Veteran dispatchers Mike Devaney, Billy George, Eric Giddiens and Jim Wrinn, who have been at their jobs for about a decade each, said in a recent interview that they have been caught in a power struggle between police and fire departments that the powers-that-be would rather not acknowledge.
And it makes matters far worse, the dispatchers said, that they face a tougher schedule in the near future.
Starting Jan. 1, the city will reduce the extra day off the dispatchers now get bi-weekly — the same schedule police officers have, with a third day off every other week to compensate for required weekend and holiday work at regular pay — to every third week as agreed in their most recent contract.
The dispatchers said they got a raw deal in that contract because they belong to the Department of Public Works union, Local 2405, and were only 17 among more than 100 who work elsewhere.
Not only will the new schedule be logistically problematic, according to the dispatchers and police Lt. Mike King, who heads the combined dispatch center, but it will shrink the number of “stress days” that the dispatchers say they need badly.
The goal of combining police and fire dispatch, an effort started under former Mayor Alex Knopp, was to increase efficiency and public safety, said Mayor Richard A. Moccia. In 2006, civilian supervisors began taking over to put more police officers on the street — namely five as of Dec. 1, when the fifth civilian supervisor will start.
Prior to the combination of the police and fire dispatch centers in fiscal year 2003-04, the two centers were spending together a total of $1,357,184, according to a spreadsheet compiled by city Finance Director Tom Hamilton’s staff.
This year, combined dispatch has a budget of $2,139,653, including funding for 19 dispatchers, five supervisors and an emergency management deputy director. Hamilton noted that wage increases in contract settlements and added staff impacted the increase, which was presumably offset in part by a reduction in police overtime due to the freed officers.
Note that the combined dispatch services were run at about $800k less than now. I hope Noelle Frampton asked what the police and fire overtime for the same two periods was and is, because I betcha they didn’t go down.

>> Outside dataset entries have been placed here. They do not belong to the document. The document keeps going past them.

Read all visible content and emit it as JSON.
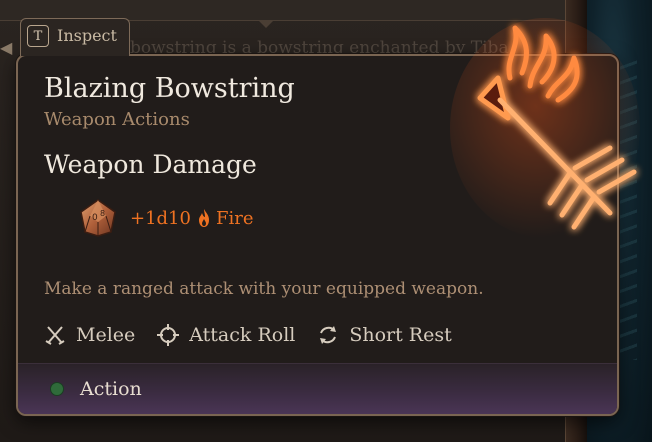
{
  "background": {
    "ghost_text": "bowstring is a bowstring enchanted by Tiba"
  },
  "inspect_tab": {
    "key": "T",
    "label": "Inspect"
  },
  "tooltip": {
    "title": "Blazing Bowstring",
    "subtitle": "Weapon Actions",
    "section_heading": "Weapon Damage",
    "damage": {
      "value": "+1d10",
      "type": "Fire",
      "color": "#ef7222"
    },
    "description": "Make a ranged attack with your equipped weapon.",
    "tags": [
      {
        "icon": "crossed-swords-icon",
        "label": "Melee"
      },
      {
        "icon": "crosshair-icon",
        "label": "Attack Roll"
      },
      {
        "icon": "short-rest-icon",
        "label": "Short Rest"
      }
    ],
    "footer": {
      "label": "Action",
      "dot_color": "#2f6b3a"
    }
  },
  "colors": {
    "accent_orange": "#ef7222",
    "subtitle_tan": "#a88a6c",
    "border": "#7a6552"
  }
}
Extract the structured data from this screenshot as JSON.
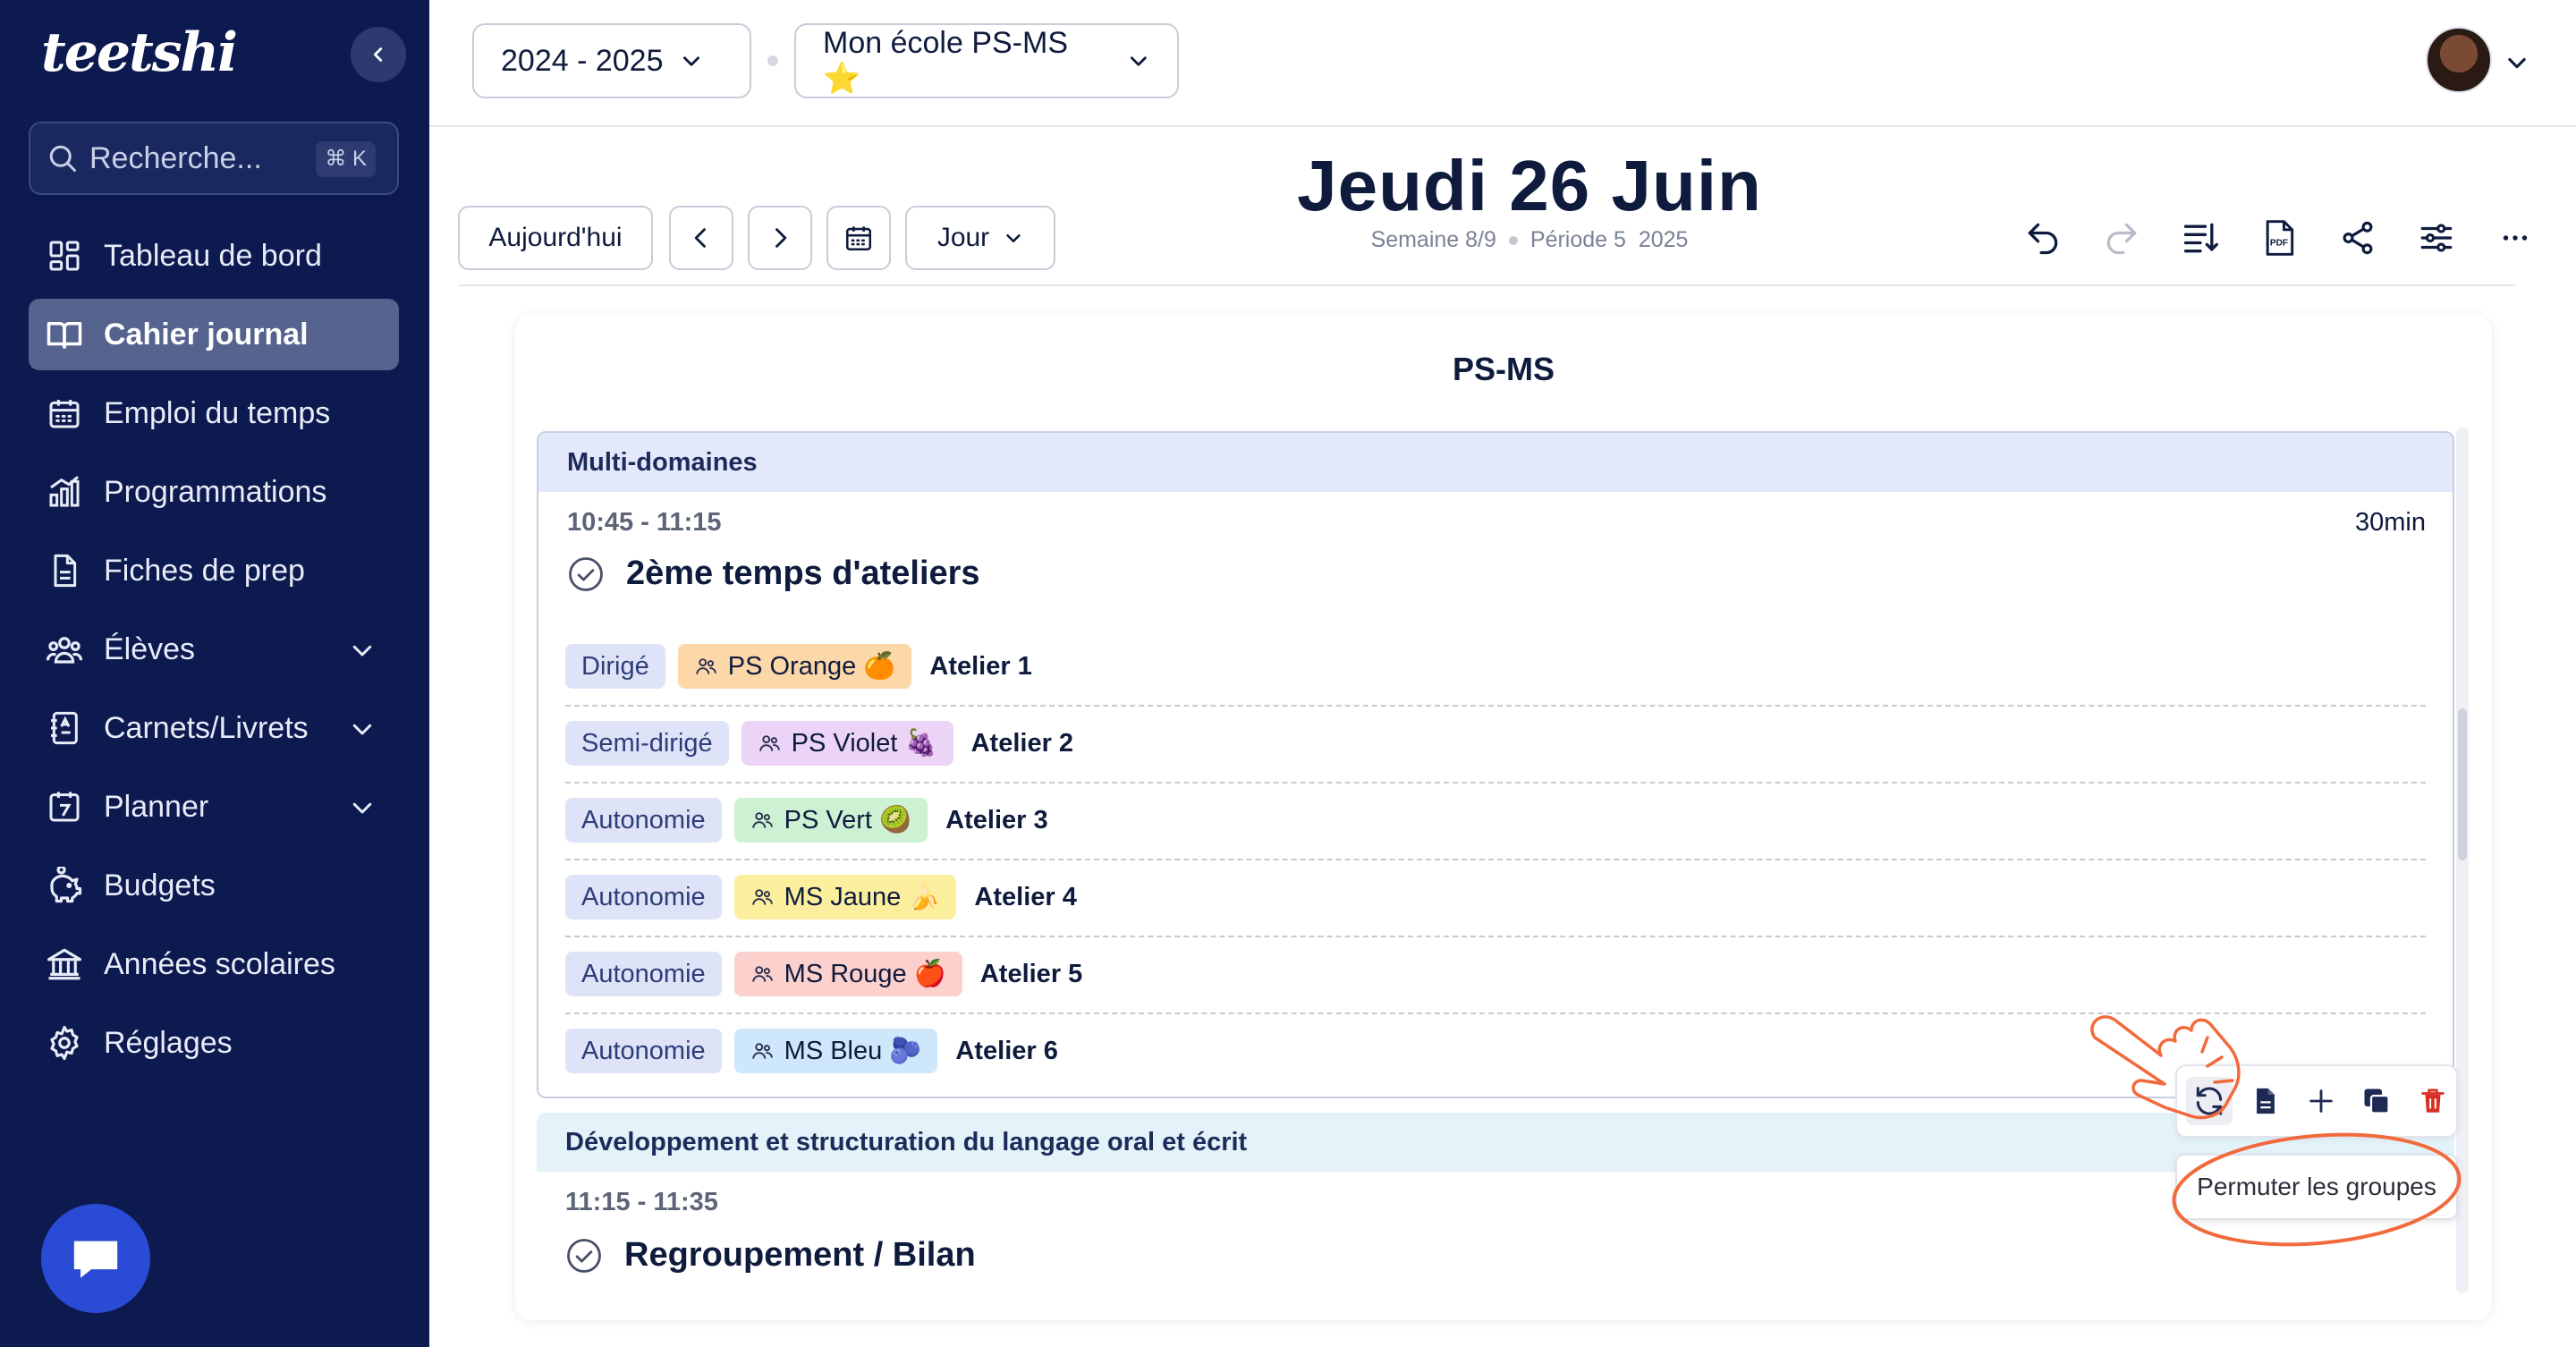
{
  "sidebar": {
    "logo": "teetshi",
    "search_placeholder": "Recherche...",
    "search_shortcut": "⌘ K",
    "items": [
      {
        "label": "Tableau de bord",
        "icon": "dashboard-icon"
      },
      {
        "label": "Cahier journal",
        "icon": "book-open-icon",
        "active": true
      },
      {
        "label": "Emploi du temps",
        "icon": "calendar-icon"
      },
      {
        "label": "Programmations",
        "icon": "bar-chart-icon"
      },
      {
        "label": "Fiches de prep",
        "icon": "document-icon"
      },
      {
        "label": "Élèves",
        "icon": "users-icon",
        "expandable": true
      },
      {
        "label": "Carnets/Livrets",
        "icon": "notebook-icon",
        "expandable": true
      },
      {
        "label": "Planner",
        "icon": "planner-icon",
        "expandable": true
      },
      {
        "label": "Budgets",
        "icon": "piggy-bank-icon"
      },
      {
        "label": "Années scolaires",
        "icon": "bank-icon"
      },
      {
        "label": "Réglages",
        "icon": "gear-icon"
      }
    ]
  },
  "topbar": {
    "year": "2024 - 2025",
    "school": "Mon école PS-MS ⭐"
  },
  "toolbar": {
    "today": "Aujourd'hui",
    "view": "Jour",
    "title": "Jeudi 26 Juin",
    "week": "Semaine 8/9",
    "period": "Période 5",
    "year": "2025"
  },
  "card": {
    "class_name": "PS-MS",
    "sequences": [
      {
        "domain": "Multi-domaines",
        "time": "10:45 - 11:15",
        "duration": "30min",
        "title": "2ème temps d'ateliers",
        "rows": [
          {
            "type": "Dirigé",
            "group": "PS Orange 🍊",
            "group_color": "#fcd7a8",
            "atelier": "Atelier 1"
          },
          {
            "type": "Semi-dirigé",
            "group": "PS Violet 🍇",
            "group_color": "#ecd4f7",
            "atelier": "Atelier 2"
          },
          {
            "type": "Autonomie",
            "group": "PS Vert 🥝",
            "group_color": "#cdf1d3",
            "atelier": "Atelier 3"
          },
          {
            "type": "Autonomie",
            "group": "MS Jaune 🍌",
            "group_color": "#fbef9e",
            "atelier": "Atelier 4"
          },
          {
            "type": "Autonomie",
            "group": "MS Rouge 🍎",
            "group_color": "#fbd0cd",
            "atelier": "Atelier 5"
          },
          {
            "type": "Autonomie",
            "group": "MS Bleu 🫐",
            "group_color": "#cfe7fb",
            "atelier": "Atelier 6"
          }
        ]
      },
      {
        "domain": "Développement et structuration du langage oral et écrit",
        "time": "11:15 - 11:35",
        "title": "Regroupement / Bilan"
      }
    ]
  },
  "actions": {
    "tooltip": "Permuter les groupes"
  },
  "colors": {
    "sidebar_bg": "#0d1a4f",
    "accent_orange": "#f26a3c",
    "chat_blue": "#2a4bd6",
    "delete_red": "#d93025"
  }
}
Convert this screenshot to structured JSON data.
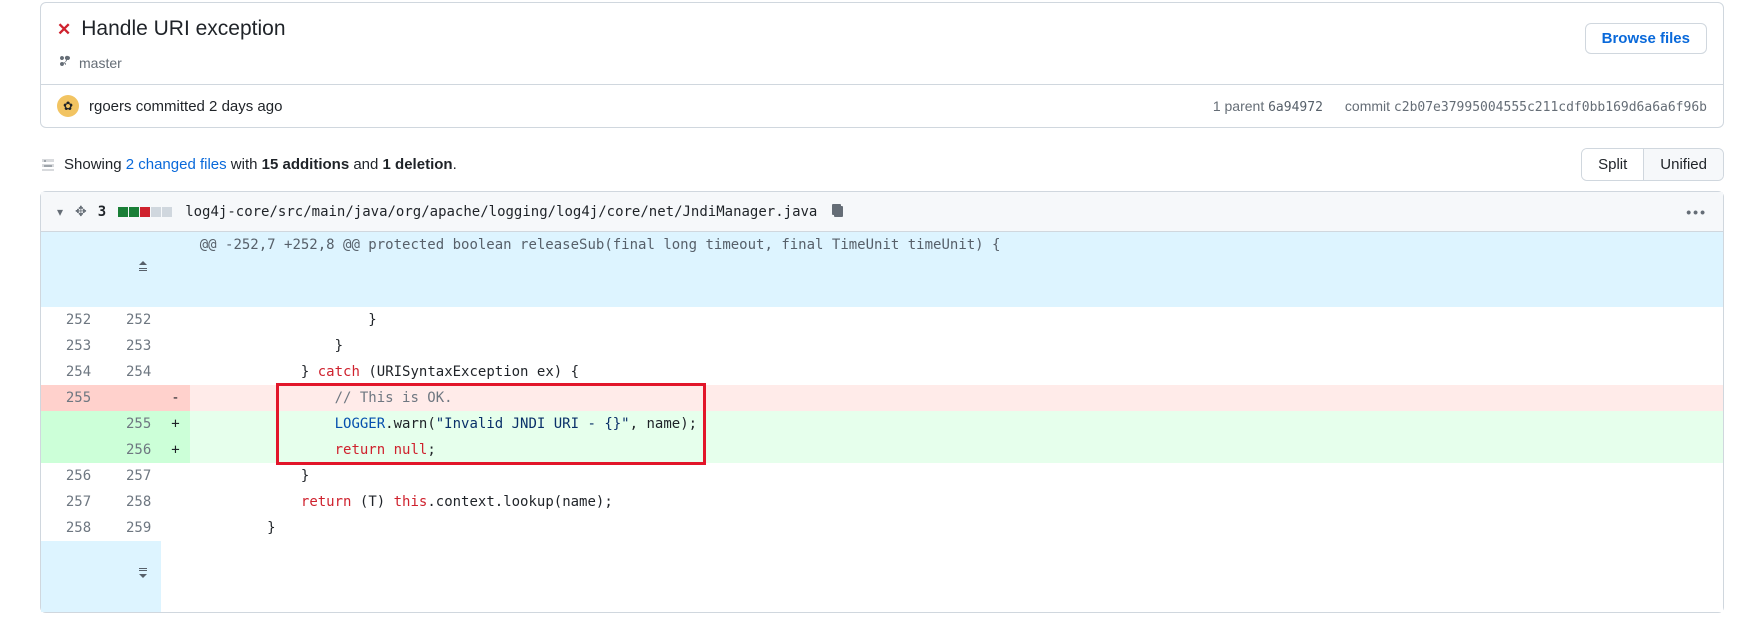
{
  "commit": {
    "status_glyph": "✕",
    "title": "Handle URI exception",
    "branch": "master",
    "browse_label": "Browse files",
    "author": "rgoers",
    "committed_text": "committed 2 days ago",
    "avatar_glyph": "✿",
    "parent_label": "1 parent",
    "parent_sha": "6a94972",
    "sha_label": "commit",
    "commit_sha": "c2b07e37995004555c211cdf0bb169d6a6a6f96b"
  },
  "toolbar": {
    "showing": "Showing ",
    "changed_files": "2 changed files",
    "with": " with ",
    "adds": "15 additions",
    "and": " and ",
    "dels": "1 deletion",
    "dot": ".",
    "split": "Split",
    "unified": "Unified"
  },
  "file": {
    "chevron": "▾",
    "change_count": "3",
    "path": "log4j-core/src/main/java/org/apache/logging/log4j/core/net/JndiManager.java",
    "kebab": "•••"
  },
  "hunk_header": "@@ -252,7 +252,8 @@ protected boolean releaseSub(final long timeout, final TimeUnit timeUnit) {",
  "diff": [
    {
      "l": "252",
      "r": "252",
      "sign": " ",
      "kind": "ctx",
      "html": "                    }"
    },
    {
      "l": "253",
      "r": "253",
      "sign": " ",
      "kind": "ctx",
      "html": "                }"
    },
    {
      "l": "254",
      "r": "254",
      "sign": " ",
      "kind": "ctx",
      "html": "            } <span class='k'>catch</span> (URISyntaxException ex) {"
    },
    {
      "l": "255",
      "r": "",
      "sign": "-",
      "kind": "del",
      "html": "                <span class='c'>// This is OK.</span>"
    },
    {
      "l": "",
      "r": "255",
      "sign": "+",
      "kind": "add",
      "html": "                <span class='n'>LOGGER</span>.warn(<span class='s'>\"Invalid JNDI URI - {}\"</span>, name);"
    },
    {
      "l": "",
      "r": "256",
      "sign": "+",
      "kind": "add",
      "html": "                <span class='k'>return</span> <span class='k'>null</span>;"
    },
    {
      "l": "256",
      "r": "257",
      "sign": " ",
      "kind": "ctx",
      "html": "            }"
    },
    {
      "l": "257",
      "r": "258",
      "sign": " ",
      "kind": "ctx",
      "html": "            <span class='k'>return</span> (T) <span class='k'>this</span>.context.lookup(name);"
    },
    {
      "l": "258",
      "r": "259",
      "sign": " ",
      "kind": "ctx",
      "html": "        }"
    }
  ]
}
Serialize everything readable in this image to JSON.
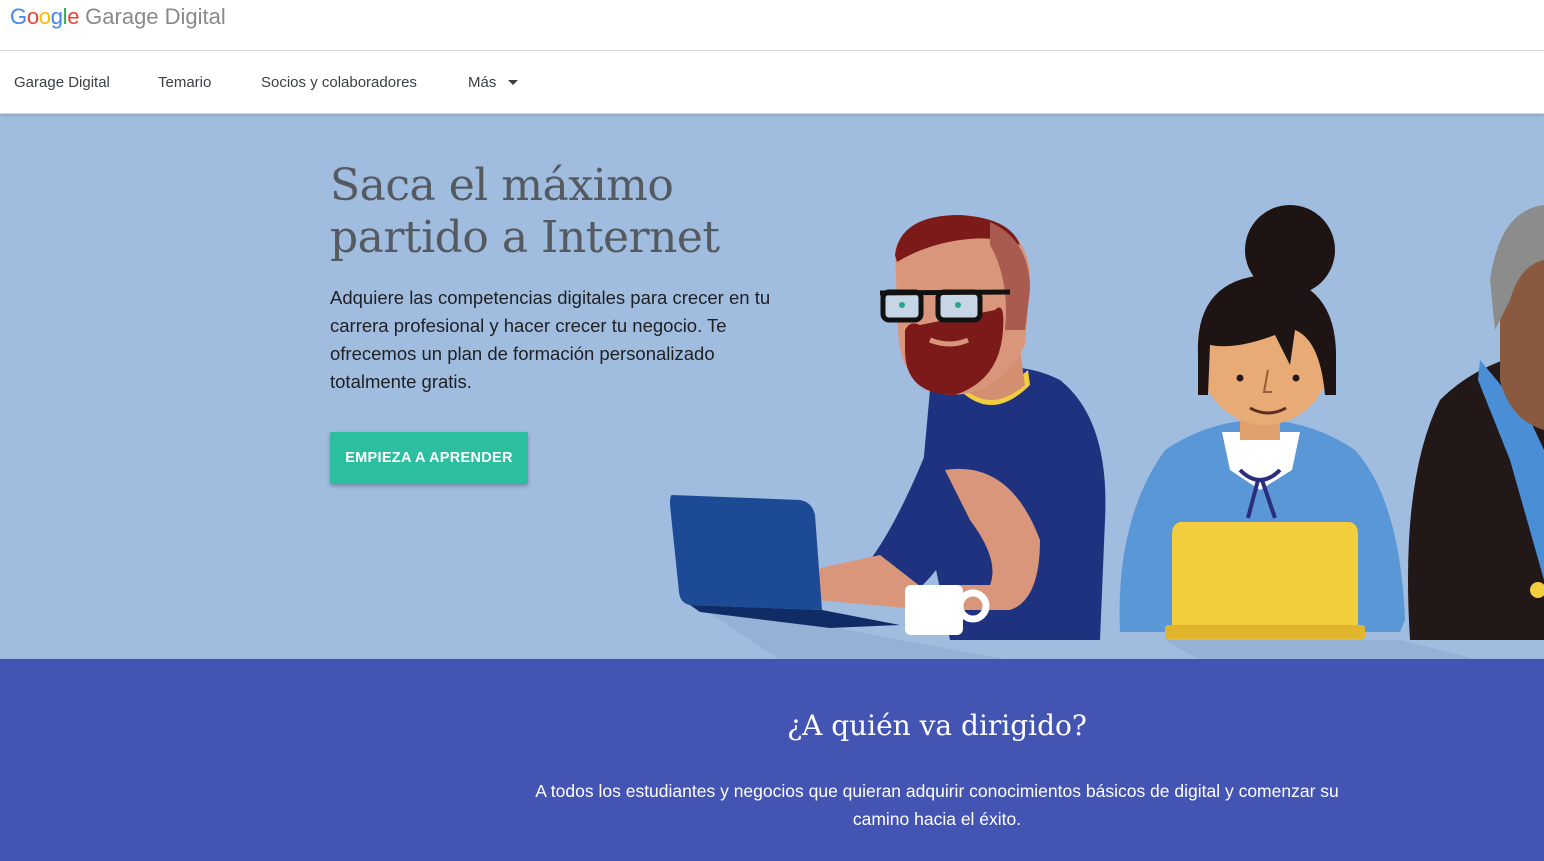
{
  "brand": {
    "google_letters": [
      {
        "char": "G",
        "color": "#4285F4"
      },
      {
        "char": "o",
        "color": "#EA4335"
      },
      {
        "char": "o",
        "color": "#FBBC05"
      },
      {
        "char": "g",
        "color": "#4285F4"
      },
      {
        "char": "l",
        "color": "#34A853"
      },
      {
        "char": "e",
        "color": "#EA4335"
      }
    ],
    "product": "Garage Digital"
  },
  "nav": {
    "items": [
      "Garage Digital",
      "Temario",
      "Socios y colaboradores",
      "Más"
    ],
    "more_icon": "dropdown-caret"
  },
  "hero": {
    "title_line1": "Saca el máximo",
    "title_line2": "partido a Internet",
    "description": "Adquiere las competencias digitales para crecer en tu carrera profesional y hacer crecer tu negocio. Te ofrecemos un plan de formación personalizado totalmente gratis.",
    "cta_label": "EMPIEZA A APRENDER",
    "background_color": "#a0bde0",
    "cta_color": "#2bbfa0"
  },
  "audience": {
    "title": "¿A quién va dirigido?",
    "description": "A todos los estudiantes y negocios que quieran adquirir conocimientos básicos de digital y comenzar su camino hacia el éxito.",
    "background_color": "#4354b3"
  }
}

What we have here is another failure of the Knopp administration to a) actually save the city any money b) actually understand what the policy impact would have on real people and c) failure to recognize that the management, as in the respective chiefs of the both departments are incapable of managing a combined workforce because they can’t even manage their own departments effectively. Mayor Moccia will have his hands full trying to get his chiefs to work this out and improve morale here.
And lastly, if Haselkamp was so worried about someone being overpaid he might want to look at Norwalk Museum curator Sue Gunn.